How to automatically refresh DAGs through docker image in helm chart deployed Airflow


I have a deployment of Airflow running in a kubernetes cluster. I deployed it there using the official helm chart (described here). I manage DAGs using the recommended way, by "baking" them into a docker image (described here).

When I create or change a DAG, I run the docker build and docker push commands as listed in the documentation. This all works great. However, my changes don't show up in the GUI until I delete the scheduler and the webserver pods (kubectl delete pod airflow-scheduler-xxx, etc), forcing kubernetes to spin up new ones. This is not ideal for CI/CD purposes, as I don't want to continuously have to do this manually. Is there a way to pick up the changes automatically (e.g. by pulling the image periodically)?

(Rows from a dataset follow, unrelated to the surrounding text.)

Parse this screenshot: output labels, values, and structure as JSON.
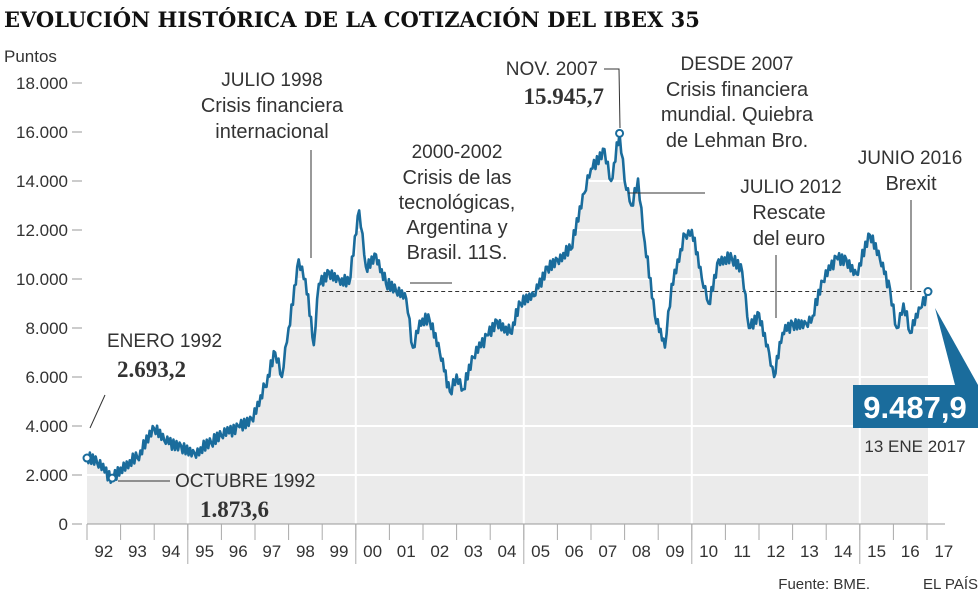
{
  "chart_data": {
    "type": "area",
    "title": "EVOLUCIÓN HISTÓRICA DE LA COTIZACIÓN DEL IBEX 35",
    "ylabel": "Puntos",
    "ylim": [
      0,
      18000
    ],
    "xlim": [
      1992,
      2017.1
    ],
    "yticks": [
      0,
      2000,
      4000,
      6000,
      8000,
      10000,
      12000,
      14000,
      16000,
      18000
    ],
    "ytick_labels": [
      "0",
      "2.000",
      "4.000",
      "6.000",
      "8.000",
      "10.000",
      "12.000",
      "14.000",
      "16.000",
      "18.000"
    ],
    "xtick_labels": [
      "92",
      "93",
      "94",
      "95",
      "96",
      "97",
      "98",
      "99",
      "00",
      "01",
      "02",
      "03",
      "04",
      "05",
      "06",
      "07",
      "08",
      "09",
      "10",
      "11",
      "12",
      "13",
      "14",
      "15",
      "16",
      "17"
    ],
    "reference_line": 9487.9,
    "series": [
      {
        "name": "IBEX 35",
        "color": "#1a6c9c",
        "x": [
          1992.0,
          1992.3,
          1992.75,
          1993.0,
          1993.5,
          1994.0,
          1994.3,
          1994.8,
          1995.2,
          1995.7,
          1996.0,
          1996.5,
          1996.9,
          1997.3,
          1997.6,
          1997.8,
          1998.0,
          1998.3,
          1998.5,
          1998.75,
          1998.9,
          1999.2,
          1999.5,
          1999.8,
          2000.1,
          2000.3,
          2000.6,
          2000.9,
          2001.2,
          2001.5,
          2001.7,
          2001.9,
          2002.2,
          2002.5,
          2002.8,
          2003.0,
          2003.2,
          2003.5,
          2003.9,
          2004.2,
          2004.6,
          2004.9,
          2005.3,
          2005.7,
          2006.0,
          2006.4,
          2006.8,
          2007.0,
          2007.4,
          2007.6,
          2007.85,
          2008.0,
          2008.2,
          2008.4,
          2008.6,
          2008.9,
          2009.2,
          2009.4,
          2009.8,
          2010.0,
          2010.3,
          2010.5,
          2010.8,
          2011.2,
          2011.5,
          2011.7,
          2012.0,
          2012.3,
          2012.45,
          2012.7,
          2013.0,
          2013.4,
          2013.6,
          2013.9,
          2014.3,
          2014.6,
          2014.9,
          2015.3,
          2015.6,
          2015.9,
          2016.1,
          2016.3,
          2016.5,
          2016.8,
          2017.03
        ],
        "values": [
          2693.2,
          2500,
          1873.6,
          2300,
          2700,
          3900,
          3400,
          3200,
          2900,
          3300,
          3600,
          4000,
          4300,
          5600,
          7000,
          6000,
          8000,
          10800,
          10000,
          7300,
          9800,
          10300,
          10000,
          9800,
          12800,
          10500,
          11000,
          9800,
          9500,
          9200,
          7200,
          8300,
          8300,
          7000,
          5400,
          6100,
          5500,
          6800,
          7700,
          8300,
          7800,
          9000,
          9300,
          10500,
          10800,
          11200,
          13500,
          14500,
          15300,
          14000,
          15945.7,
          14000,
          13000,
          14100,
          11500,
          8500,
          7200,
          9800,
          11800,
          12000,
          10000,
          9000,
          10800,
          10800,
          10300,
          8000,
          8600,
          7000,
          6000,
          7800,
          8200,
          8200,
          8500,
          9900,
          10900,
          10800,
          10200,
          11800,
          10800,
          9600,
          8000,
          9000,
          7800,
          8800,
          9487.9
        ]
      }
    ],
    "annotations": {
      "jan92": {
        "label": "ENERO 1992",
        "value": "2.693,2"
      },
      "oct92": {
        "label": "OCTUBRE 1992",
        "value": "1.873,6"
      },
      "jul98": {
        "label": "JULIO 1998",
        "line1": "Crisis financiera",
        "line2": "internacional"
      },
      "y2000": {
        "label": "2000-2002",
        "line1": "Crisis de las",
        "line2": "tecnológicas,",
        "line3": "Argentina y",
        "line4": "Brasil. 11S."
      },
      "nov07": {
        "label": "NOV. 2007",
        "value": "15.945,7"
      },
      "since07": {
        "label": "DESDE 2007",
        "line1": "Crisis financiera",
        "line2": "mundial. Quiebra",
        "line3": "de Lehman Bro."
      },
      "jul12": {
        "label": "JULIO 2012",
        "line1": "Rescate",
        "line2": "del euro"
      },
      "jun16": {
        "label": "JUNIO 2016",
        "line1": "Brexit"
      },
      "last": {
        "value": "9.487,9",
        "date": "13 ENE 2017"
      }
    },
    "source": "Fuente: BME.",
    "brand": "EL PAÍS"
  }
}
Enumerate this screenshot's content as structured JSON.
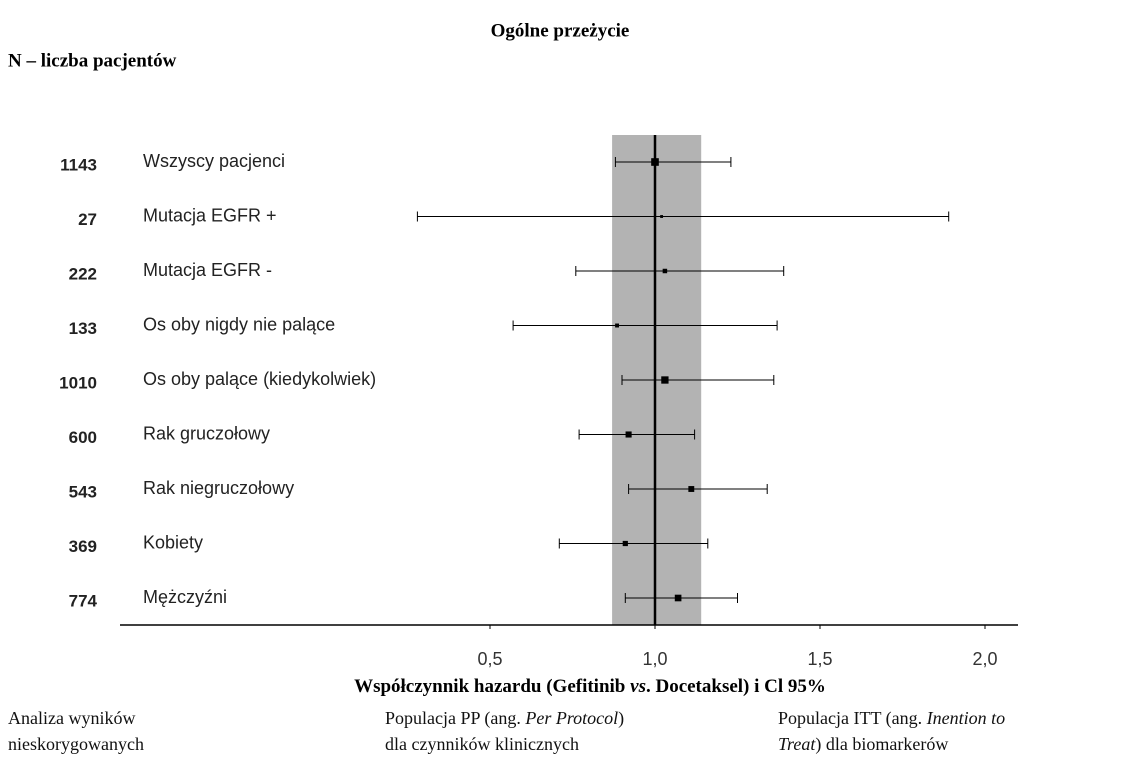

I already tried to set dag_dir_list_interval in airflow.cfg (suggested here) through the helm values, but this doesn't seem to change anything. PullPolicy is set to Always because I use the latest tag. It looks like this in my override.yaml:

images:
  airflow:
    repository: -registry-name-
    tag: latest
    pullPolicy: Always

config: 
  scheduler: 
    # after how much time a new DAGs should be picked up from the filesystem
    min_file_process_interval: 0
    dag_dir_list_interval: 60

Solution

  • I was eventually able to figure this out myself. The reason the pods weren't updating (i.e. weren't pulling the new image with the updated DAGs) is because I was using the latest tag. After building and pushing the new image, the cluster didn't know to pull that new image, because the tag was still the same. The solution is to not use the latest tag, but to use a tag that changes every time CI/CD runs. I chose to use $(Build.SourceVersion) in Azure Pipelines, which corresponds to the git hash of the commit that caused the pipeline to run. Then I added a helm upgrade command with a flag pointing to the new image tag. This command causes the relevant pods to be updated automatically.

    helm upgrade --install airflow apache-airflow/airflow --set images.airflow.tag="$(Build.SourceVersion)"